Why it matters: These fees, often $35 for spending or withdrawing more money than you have in your account, are a big profit center for banks — one bank CEO even named his boat Overdraft a few years ago — but a political football often kicked by legislators and consumer advocates.
- They're also a massive pain for a small segment of financially strapped customers who often don't realize they're in the red.
Big picture: In 2019, the last full year before the pandemic, bank revenue from overdraft and non-sufficient fund fees topped $15 billion, according to the CFPB. That revenue declined by 26% last year as Americans fattened their bank accounts with stimulus money, but is likely to pick back up as inflation starts to eat into savings.
- Most of the revenue banks earn from overdraft comes from a very small slice of financially vulnerable Americans.
- A few small banks derive more than half their profits from these fees, a study from Brookings found last year.
- Some banks have voluntarily stopped charging for overdraft, including Citi, Ally bank and Capital One. That halt was partly a response to pressure during the COVID crisis, and a result of increased competition from financial technology companies.
Details: Sponsored by Rep. Carolyn Maloney (D-NY) in the House, the bill would permit only one overdraft charge a month, and no more than six a year. After that banks could either let you continue to overdraft, without a charge, or cut you off.
- The bill also says fees should be reasonable and proportional — for example, no more $35 fees for buying a $3 cup of coffee.
- Though advocates are hopeful the bill makes it out of committee to a House vote, its chances in the Senate are seen as limited.
Zoom out: Post financial-crisis regulation addressed this issue by requiring customers to "opt-in" to overdraft protection, but didn't limit how much banks could charge.
The other side: "We don't think the legislation is necessary," said Bill Hulse, vice president for Capital Markets Competitiveness at the Chamber of Commerce.

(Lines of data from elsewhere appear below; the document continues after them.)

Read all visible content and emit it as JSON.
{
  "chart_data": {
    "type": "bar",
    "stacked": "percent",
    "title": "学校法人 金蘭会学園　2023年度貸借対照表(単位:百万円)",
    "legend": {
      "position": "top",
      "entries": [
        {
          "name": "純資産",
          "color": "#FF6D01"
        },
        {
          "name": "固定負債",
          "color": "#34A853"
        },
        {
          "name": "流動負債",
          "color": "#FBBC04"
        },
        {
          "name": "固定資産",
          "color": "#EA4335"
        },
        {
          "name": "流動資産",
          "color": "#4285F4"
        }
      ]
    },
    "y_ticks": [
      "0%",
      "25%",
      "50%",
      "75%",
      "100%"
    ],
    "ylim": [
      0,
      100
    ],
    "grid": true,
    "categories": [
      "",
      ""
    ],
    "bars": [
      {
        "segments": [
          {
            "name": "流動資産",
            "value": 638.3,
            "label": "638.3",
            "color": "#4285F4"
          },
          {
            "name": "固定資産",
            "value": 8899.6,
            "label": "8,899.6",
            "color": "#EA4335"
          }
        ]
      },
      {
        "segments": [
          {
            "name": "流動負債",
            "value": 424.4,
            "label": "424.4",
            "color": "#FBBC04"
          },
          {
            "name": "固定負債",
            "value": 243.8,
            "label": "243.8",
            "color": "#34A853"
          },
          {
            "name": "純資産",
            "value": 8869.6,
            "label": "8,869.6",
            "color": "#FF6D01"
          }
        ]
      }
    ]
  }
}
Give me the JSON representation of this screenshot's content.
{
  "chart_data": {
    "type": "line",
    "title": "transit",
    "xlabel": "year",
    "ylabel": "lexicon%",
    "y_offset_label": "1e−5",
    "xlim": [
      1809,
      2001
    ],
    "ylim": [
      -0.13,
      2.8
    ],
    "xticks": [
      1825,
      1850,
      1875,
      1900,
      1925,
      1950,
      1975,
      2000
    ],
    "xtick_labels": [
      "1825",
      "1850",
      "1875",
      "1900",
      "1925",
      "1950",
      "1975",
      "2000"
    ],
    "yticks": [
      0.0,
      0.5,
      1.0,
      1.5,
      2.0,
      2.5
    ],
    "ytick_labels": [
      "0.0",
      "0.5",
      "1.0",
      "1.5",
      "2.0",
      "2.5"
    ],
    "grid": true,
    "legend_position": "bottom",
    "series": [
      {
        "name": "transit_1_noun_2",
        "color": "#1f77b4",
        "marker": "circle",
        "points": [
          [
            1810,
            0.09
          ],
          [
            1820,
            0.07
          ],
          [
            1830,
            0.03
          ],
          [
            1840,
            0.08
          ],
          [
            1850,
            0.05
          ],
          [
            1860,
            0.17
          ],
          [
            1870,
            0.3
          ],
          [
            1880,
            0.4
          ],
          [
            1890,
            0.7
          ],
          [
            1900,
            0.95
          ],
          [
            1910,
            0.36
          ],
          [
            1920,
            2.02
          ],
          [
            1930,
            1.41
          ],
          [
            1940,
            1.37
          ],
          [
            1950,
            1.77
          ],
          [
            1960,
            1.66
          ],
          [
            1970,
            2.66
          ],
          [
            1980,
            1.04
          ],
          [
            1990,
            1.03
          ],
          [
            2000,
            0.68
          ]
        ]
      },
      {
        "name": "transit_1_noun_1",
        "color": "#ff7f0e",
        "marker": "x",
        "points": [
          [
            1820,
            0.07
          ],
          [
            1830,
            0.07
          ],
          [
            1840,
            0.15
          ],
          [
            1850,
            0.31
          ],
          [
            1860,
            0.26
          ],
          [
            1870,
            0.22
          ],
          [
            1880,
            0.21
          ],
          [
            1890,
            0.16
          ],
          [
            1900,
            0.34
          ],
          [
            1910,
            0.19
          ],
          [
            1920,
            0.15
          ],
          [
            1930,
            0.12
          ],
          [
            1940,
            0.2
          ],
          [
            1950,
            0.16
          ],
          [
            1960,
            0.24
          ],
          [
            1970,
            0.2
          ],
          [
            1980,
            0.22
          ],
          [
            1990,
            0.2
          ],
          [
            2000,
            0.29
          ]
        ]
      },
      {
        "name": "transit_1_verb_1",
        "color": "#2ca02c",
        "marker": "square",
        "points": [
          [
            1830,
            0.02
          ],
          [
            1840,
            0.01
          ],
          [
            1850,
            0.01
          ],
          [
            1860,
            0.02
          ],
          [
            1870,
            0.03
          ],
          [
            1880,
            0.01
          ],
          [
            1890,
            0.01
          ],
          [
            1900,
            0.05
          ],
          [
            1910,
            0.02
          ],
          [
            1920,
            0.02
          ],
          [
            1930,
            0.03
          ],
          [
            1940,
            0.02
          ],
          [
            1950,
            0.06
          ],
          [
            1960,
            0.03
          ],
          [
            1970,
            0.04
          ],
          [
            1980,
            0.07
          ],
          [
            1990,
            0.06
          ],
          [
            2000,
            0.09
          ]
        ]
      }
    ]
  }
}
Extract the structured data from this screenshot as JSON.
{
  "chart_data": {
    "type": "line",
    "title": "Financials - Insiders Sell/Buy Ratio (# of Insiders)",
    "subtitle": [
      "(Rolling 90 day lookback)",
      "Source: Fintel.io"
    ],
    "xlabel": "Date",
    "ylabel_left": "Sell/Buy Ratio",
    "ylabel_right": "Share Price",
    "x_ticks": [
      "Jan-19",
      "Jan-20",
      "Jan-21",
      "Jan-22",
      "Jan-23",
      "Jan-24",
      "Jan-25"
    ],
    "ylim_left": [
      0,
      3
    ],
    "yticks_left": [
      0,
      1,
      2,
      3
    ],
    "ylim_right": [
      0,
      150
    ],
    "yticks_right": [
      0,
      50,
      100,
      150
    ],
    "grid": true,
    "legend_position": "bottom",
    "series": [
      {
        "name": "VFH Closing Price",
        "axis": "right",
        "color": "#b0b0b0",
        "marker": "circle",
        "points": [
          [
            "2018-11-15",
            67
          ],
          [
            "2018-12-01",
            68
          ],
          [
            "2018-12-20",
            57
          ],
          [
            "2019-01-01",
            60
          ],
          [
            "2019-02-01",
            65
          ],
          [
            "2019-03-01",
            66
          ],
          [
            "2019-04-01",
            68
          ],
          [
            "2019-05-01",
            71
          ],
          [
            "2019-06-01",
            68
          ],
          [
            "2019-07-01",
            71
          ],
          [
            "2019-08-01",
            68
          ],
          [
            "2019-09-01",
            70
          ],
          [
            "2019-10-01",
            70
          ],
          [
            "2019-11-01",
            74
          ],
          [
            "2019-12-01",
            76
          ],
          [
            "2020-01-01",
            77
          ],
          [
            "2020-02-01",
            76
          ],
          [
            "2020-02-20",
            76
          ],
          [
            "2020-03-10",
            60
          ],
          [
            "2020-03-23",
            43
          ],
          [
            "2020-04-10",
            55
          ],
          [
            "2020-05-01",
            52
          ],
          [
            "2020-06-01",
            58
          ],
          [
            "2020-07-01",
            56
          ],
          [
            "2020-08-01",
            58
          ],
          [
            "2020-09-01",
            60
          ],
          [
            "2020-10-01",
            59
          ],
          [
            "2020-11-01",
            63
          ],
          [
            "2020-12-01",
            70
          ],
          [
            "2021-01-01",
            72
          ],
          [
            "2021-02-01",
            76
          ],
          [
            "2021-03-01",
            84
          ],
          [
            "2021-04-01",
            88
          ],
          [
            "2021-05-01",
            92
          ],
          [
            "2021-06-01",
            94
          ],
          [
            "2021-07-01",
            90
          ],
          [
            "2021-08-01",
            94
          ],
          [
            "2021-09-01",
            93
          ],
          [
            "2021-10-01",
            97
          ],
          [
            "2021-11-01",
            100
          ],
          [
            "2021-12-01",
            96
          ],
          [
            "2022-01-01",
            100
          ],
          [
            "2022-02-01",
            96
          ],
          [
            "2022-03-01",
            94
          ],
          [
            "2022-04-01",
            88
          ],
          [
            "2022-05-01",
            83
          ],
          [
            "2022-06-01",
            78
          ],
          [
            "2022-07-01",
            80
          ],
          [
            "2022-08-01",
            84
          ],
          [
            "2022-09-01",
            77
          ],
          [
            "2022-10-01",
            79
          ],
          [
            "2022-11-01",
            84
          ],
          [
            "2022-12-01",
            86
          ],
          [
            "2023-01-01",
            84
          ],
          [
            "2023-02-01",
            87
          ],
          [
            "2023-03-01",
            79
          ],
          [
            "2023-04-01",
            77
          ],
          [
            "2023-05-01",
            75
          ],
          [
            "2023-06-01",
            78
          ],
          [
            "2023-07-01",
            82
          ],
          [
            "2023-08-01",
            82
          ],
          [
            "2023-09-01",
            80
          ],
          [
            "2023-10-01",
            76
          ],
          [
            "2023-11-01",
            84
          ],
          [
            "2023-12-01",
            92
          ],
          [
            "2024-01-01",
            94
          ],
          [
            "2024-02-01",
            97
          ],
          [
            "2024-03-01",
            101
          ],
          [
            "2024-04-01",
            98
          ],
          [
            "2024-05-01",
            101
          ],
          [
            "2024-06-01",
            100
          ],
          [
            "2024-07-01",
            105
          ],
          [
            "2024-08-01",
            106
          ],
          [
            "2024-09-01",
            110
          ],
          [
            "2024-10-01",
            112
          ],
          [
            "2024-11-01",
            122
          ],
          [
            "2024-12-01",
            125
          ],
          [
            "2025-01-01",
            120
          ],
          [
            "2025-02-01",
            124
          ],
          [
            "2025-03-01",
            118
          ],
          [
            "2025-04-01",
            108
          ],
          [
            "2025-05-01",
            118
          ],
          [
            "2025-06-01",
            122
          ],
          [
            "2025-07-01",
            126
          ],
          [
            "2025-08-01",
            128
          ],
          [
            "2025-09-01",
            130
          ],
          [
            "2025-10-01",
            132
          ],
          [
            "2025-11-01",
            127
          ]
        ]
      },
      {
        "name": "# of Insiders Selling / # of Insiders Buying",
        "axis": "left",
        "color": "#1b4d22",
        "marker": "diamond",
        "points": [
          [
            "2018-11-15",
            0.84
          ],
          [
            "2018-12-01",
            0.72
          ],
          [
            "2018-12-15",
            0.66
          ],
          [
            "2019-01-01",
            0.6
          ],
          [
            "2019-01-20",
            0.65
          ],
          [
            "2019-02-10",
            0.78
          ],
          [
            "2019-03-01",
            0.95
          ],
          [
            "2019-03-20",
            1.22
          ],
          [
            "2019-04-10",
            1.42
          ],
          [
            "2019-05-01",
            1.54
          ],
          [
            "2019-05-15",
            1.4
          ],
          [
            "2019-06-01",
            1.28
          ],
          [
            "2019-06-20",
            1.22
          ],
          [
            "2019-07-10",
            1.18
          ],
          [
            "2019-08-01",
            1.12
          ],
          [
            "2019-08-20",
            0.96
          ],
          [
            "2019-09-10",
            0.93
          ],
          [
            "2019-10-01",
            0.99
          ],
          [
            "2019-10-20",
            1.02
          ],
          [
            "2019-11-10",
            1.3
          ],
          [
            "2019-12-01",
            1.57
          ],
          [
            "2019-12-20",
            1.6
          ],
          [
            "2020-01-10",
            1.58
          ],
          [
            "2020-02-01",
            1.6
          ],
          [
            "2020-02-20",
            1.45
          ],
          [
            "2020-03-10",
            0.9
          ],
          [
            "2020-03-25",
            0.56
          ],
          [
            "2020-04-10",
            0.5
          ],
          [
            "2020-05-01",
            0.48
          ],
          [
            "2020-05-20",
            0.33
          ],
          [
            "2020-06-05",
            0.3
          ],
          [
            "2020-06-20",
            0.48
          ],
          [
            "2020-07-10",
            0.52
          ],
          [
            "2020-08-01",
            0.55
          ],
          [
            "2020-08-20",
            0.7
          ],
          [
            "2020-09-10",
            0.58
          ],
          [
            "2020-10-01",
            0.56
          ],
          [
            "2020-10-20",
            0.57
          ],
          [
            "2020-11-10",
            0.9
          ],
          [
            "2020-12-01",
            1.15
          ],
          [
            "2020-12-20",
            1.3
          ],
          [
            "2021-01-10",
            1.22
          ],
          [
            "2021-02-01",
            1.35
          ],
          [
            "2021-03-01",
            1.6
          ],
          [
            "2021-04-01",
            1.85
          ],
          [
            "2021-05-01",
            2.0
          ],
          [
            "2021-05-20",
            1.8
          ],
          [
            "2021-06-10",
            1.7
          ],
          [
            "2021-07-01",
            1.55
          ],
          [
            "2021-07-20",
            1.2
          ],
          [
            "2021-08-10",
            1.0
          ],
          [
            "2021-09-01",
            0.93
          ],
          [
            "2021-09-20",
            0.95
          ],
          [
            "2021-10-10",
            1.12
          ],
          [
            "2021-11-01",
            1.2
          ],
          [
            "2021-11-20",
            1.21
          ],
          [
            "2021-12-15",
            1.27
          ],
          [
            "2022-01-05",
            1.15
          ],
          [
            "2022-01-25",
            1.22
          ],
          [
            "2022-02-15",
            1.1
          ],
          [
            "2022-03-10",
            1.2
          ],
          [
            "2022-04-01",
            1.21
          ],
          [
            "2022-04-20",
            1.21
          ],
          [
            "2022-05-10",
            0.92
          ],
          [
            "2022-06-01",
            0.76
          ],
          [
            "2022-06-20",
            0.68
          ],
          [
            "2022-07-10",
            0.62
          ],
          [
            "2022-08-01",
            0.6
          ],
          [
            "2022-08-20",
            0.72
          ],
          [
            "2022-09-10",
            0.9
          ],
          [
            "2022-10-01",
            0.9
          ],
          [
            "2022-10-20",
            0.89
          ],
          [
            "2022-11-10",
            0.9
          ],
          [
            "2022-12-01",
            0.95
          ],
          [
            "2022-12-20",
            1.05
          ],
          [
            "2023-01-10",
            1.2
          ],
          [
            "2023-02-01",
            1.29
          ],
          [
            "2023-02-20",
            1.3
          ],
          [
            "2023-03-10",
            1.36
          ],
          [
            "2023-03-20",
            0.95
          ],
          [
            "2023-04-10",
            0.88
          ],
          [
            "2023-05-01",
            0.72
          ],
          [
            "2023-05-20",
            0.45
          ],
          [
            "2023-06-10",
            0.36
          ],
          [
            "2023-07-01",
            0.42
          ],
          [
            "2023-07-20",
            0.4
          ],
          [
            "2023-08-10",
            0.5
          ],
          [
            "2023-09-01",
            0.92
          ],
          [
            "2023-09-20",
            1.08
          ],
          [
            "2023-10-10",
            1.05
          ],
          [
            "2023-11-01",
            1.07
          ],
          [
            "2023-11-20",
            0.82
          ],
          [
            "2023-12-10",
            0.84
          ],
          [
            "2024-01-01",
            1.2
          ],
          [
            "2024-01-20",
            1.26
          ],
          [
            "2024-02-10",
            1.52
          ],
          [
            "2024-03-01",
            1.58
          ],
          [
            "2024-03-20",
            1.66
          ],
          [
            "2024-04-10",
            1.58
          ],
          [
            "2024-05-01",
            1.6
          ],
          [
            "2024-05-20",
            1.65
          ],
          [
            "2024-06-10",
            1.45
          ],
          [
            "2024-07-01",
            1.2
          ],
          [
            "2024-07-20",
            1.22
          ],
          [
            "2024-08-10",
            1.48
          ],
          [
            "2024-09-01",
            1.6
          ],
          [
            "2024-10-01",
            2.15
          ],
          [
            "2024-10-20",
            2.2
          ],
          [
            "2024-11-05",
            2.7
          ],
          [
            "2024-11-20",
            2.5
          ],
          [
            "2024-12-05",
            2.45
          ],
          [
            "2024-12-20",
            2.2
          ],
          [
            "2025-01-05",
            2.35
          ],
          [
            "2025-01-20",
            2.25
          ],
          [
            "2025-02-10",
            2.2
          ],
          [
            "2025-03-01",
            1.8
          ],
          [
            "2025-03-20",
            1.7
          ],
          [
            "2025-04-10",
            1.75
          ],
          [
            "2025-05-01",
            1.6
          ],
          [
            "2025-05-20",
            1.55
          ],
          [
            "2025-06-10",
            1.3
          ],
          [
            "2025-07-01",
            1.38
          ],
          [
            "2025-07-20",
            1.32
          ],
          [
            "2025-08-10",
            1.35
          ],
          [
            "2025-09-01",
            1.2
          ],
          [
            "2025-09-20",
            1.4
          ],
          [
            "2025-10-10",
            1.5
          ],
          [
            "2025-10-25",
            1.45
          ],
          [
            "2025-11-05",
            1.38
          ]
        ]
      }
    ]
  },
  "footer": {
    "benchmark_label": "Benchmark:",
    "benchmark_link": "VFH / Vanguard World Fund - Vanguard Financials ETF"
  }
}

- Consumers benefit from overdraft protection, and the bill would harm banks' ability to offer it, he said.
In complaints filed with the CFPB, bank customers complain about onerous fees, often for accidentally overdrawing their account — forgetting an autopay feature is turned on, or not moving funds between accounts.
- "Since COVID I have probably paid $2000.00 if not more in fees," one consumer writes. "How does that not seem insane?"